I Helped My Classmates Get Illegal Abortions Before Roe. We Can’t Go Back.

Carol Giardina

Before Roe v. Wade, women set up referral networks to help each other access abortions. One referral coordinator was Carol Giardina, who connected her college classmates to safe abortion providers even though it was illegal. The time for such bravery has come again.

Protest Against New York State Abortion Laws, 1970

Protesters raise their fists during a mass demonstration against New York State abortion laws in Manhattan on March 28, 1970. (Graphic House / Hulton Archive / Getty Images)


The recent leak of a Supreme Court opinion draft suggests that Roe v. Wade will soon be overturned — and that for millions of people across the country, abortions will become illegal.

For those who came of age before Roe was decided in 1973, the stakes of this rollback are clear. They’ve already lived through a time when getting an abortion meant breaking the law, seeking medical care in secrecy, and risking your life to maintain control over your body and your future.
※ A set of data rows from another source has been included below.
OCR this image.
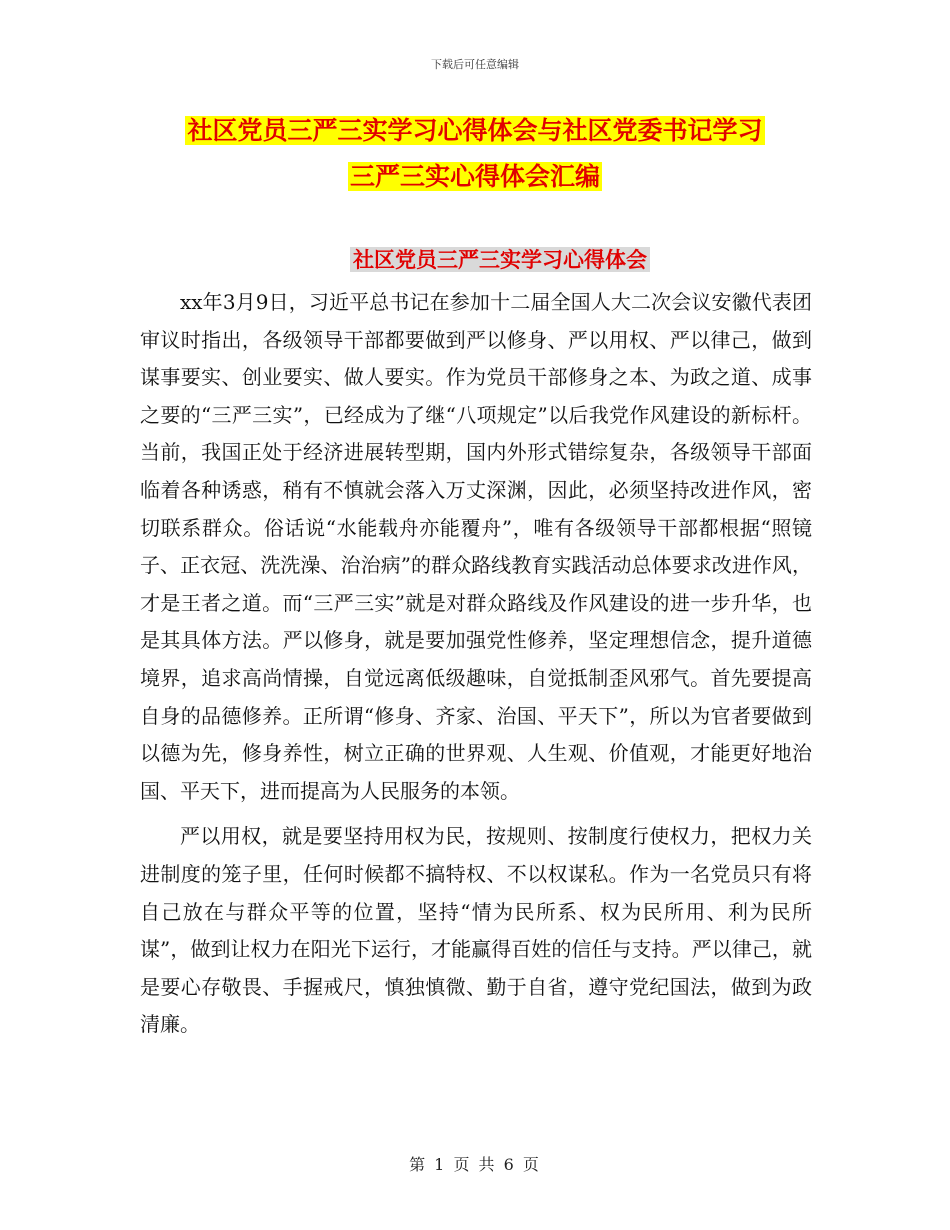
下载后可任意编辑
社区党员三严三实学习心得体会与社区党委书记学习
三严三实心得体会汇编
社区党员三严三实学习心得体会

xx年3月9日，习近平总书记在参加十二届全国人大二次会议安徽代表团审议时指出，各级领导干部都要做到严以修身、严以用权、严以律己，做到谋事要实、创业要实、做人要实。作为党员干部修身之本、为政之道、成事之要的“三严三实”，已经成为了继“八项规定”以后我党作风建设的新标杆。当前，我国正处于经济进展转型期，国内外形式错综复杂，各级领导干部面临着各种诱惑，稍有不慎就会落入万丈深渊，因此，必须坚持改进作风，密切联系群众。俗话说“水能载舟亦能覆舟”，唯有各级领导干部都根据“照镜子、正衣冠、洗洗澡、治治病”的群众路线教育实践活动总体要求改进作风，才是王者之道。而“三严三实”就是对群众路线及作风建设的进一步升华，也是其具体方法。严以修身，就是要加强党性修养，坚定理想信念，提升道德境界，追求高尚情操，自觉远离低级趣味，自觉抵制歪风邪气。首先要提高自身的品德修养。正所谓“修身、齐家、治国、平天下”，所以为官者要做到以德为先，修身养性，树立正确的世界观、人生观、价值观，才能更好地治国、平天下，进而提高为人民服务的本领。

严以用权，就是要坚持用权为民，按规则、按制度行使权力，把权力关进制度的笼子里，任何时候都不搞特权、不以权谋私。作为一名党员只有将自己放在与群众平等的位置，坚持“情为民所系、权为民所用、利为民所谋”，做到让权力在阳光下运行，才能赢得百姓的信任与支持。严以律己，就是要心存敬畏、手握戒尺，慎独慎微、勤于自省，遵守党纪国法，做到为政清廉。

第 1 页 共 6 页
Those who were active in the movements for abortion rights and women’s liberation know the fundamental threats to personal freedom and safety that the pre-Roe era posed — and why we can’t go back.
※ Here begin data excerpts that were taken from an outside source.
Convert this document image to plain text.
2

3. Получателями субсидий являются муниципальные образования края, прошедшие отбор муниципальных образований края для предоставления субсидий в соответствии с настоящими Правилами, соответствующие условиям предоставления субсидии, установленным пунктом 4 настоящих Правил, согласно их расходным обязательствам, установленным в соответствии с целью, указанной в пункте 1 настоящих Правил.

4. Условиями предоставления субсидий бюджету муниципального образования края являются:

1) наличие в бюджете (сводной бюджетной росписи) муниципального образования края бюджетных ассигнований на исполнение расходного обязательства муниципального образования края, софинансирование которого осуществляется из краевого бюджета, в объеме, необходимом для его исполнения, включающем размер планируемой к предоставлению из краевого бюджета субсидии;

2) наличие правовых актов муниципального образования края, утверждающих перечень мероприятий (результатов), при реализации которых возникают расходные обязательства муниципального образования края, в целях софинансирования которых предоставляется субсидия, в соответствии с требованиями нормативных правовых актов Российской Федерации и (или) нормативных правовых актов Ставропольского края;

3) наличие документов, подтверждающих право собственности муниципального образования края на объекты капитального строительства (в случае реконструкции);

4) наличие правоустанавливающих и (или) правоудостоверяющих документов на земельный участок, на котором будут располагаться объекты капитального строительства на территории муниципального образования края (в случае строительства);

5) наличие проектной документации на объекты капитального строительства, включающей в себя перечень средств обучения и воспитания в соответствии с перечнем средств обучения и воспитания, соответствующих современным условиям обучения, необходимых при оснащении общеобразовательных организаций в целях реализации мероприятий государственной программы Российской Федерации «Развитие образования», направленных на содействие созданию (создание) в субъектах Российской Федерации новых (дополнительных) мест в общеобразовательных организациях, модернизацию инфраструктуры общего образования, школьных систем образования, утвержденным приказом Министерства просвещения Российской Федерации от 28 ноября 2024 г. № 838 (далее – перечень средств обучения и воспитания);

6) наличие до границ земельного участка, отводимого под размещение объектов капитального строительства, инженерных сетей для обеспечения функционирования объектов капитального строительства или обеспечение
One such activist is Carol Giardina, cofounder of Gainesville Women’s Liberation and advocate for abortion rights. As a college student in the early 1960s, she created and ran a referral network to help fellow students and community members obtain safe illegal abortions. Jacobin sat down with Giardina to discuss the state of reproductive health care before Roe: how she built the referral network, what options were available to abortion patients, and what a new generation of organizers needs to know as abortion bans take hold across the country.